An entire area of Toronto that used to be Lake Ontario before being filled in during the 1920s and well into the 1940s with no thought process about future development, drainage or natural floodplains, was/is under water today and hundreds of people are blaming climate change.
I'm not a scientist, I can't tell you if 50-75 mm of rain is driven by Nature pushing back, but I can tell you that Toronto's most southern communities, those south of Front Street, and its underground city running south of Queen Street, won't be able to cope with future rainfall if something isn't done to address stormwater runoff and management. You've got entire neighbourhoods and streets that used to be a lake. There's bound to be consequences when you fill in natural tributaries and bury rivers under concrete and steel. What a mess.
Summer storms aren't a new weather phenomenon, especially when cold fronts meet days long heat waves. This is only going to get worse. It throws thousands of people living in the city and commuting into the city into chaos. I blame years of provincial government stalling and Toronto politics for this garbage.

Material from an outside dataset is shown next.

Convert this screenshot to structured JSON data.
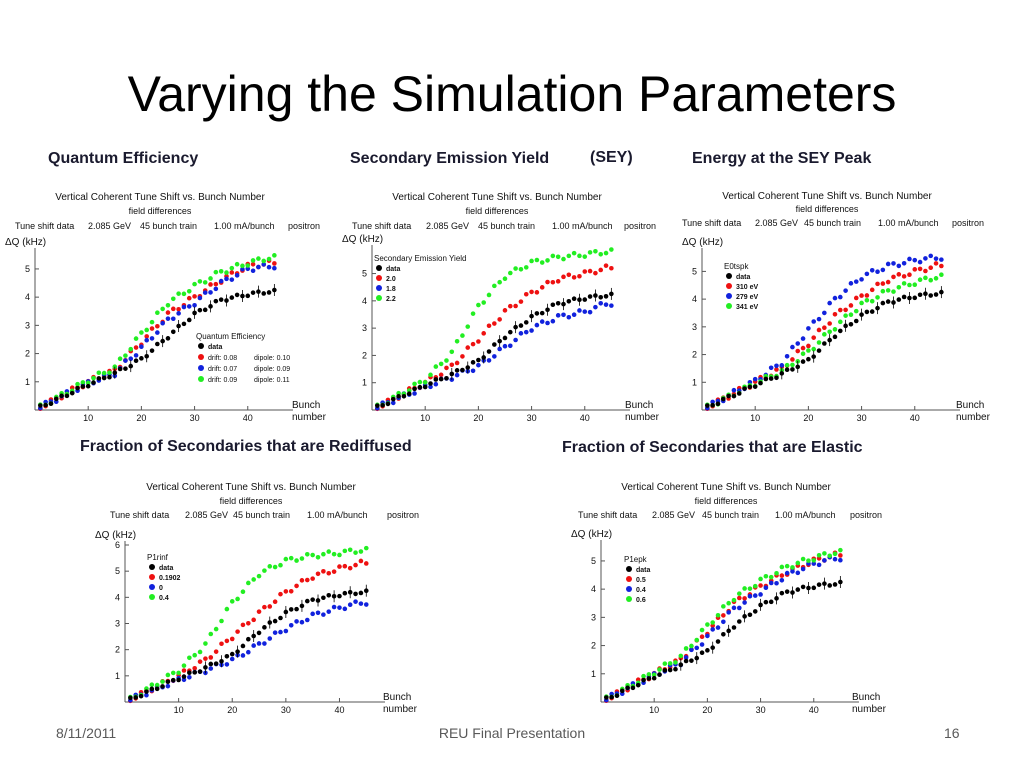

I'm working from home today so I missed the free wading pool at the York Concourse.
5 comments:
I think nature's fighting back, actually
...against decades of continuous incremental overdevelopment. Nature's tired of its ecosystem being constantly thrown off for so long.
FINALLY!!!!---the earth itself is saying "Enough is enough!!!!!"
One huge problem in Toronto is the area where the Don meets lake Ontario. The numbnuts changed it so that instead of a straight run into the lake, the water must take a right angle turn. That is the major reason the tracks and the Don Valley got flooded that year and this past tuesday, the water just couldn't drain fast enough.
Another major reason for flooding is like you said, the lake used to own a lot more area and filling it in with waste and whatnot makes it very susceptible to floods. Nothing will be done because it's too expensive (they will say) for once in a while events and developers don't give a crap about where they build it seems. I can't imagine what the cost would be to put in mitigation systems in the basement of the lake shore condos. Eventually I believe things like that flood will stop being news.
I'm glad I live north of the old Lake Ontario shoreline. It'll take a lot more than 100 mm of rain to flood my place.
There were naturally occurring smaller streams that ran south to the Lake from Dufferin Street to the west and the DVP to the east. Those all got filled in as the downtown core got filled up.
Take a look at this map:
http://www.lostrivers.ca/content/centralkey.html
They are all gone. There is no watershed. None.
Friday commute home from Union wasn’t funny at all.
How many times does this have to happen before Union Station thinks about doing something about it? Does somebody need to get injured first? You can guarantee that when the Union Station Grand Reopening
EVER happens they won’t have considered anything to get rid of the water in these conditions. But by all means spend money elsewhere it isn’t needed most.
Let's not forget the effects caused by the combined storm sewer/sanitary sewer situation. Once all of that rain runs down through the entire city it has overflowed the storm drain capacity so it's no longer just rain getting back to the original shoreline. The rain falling by the lake doesn't even have anywhere to drain to, and the sewer grates are pushing water up and out.
Judging by the colour and smell and floatables(!) on my street and in my building's parking garage the flooding in this area certainly isn't just rain water!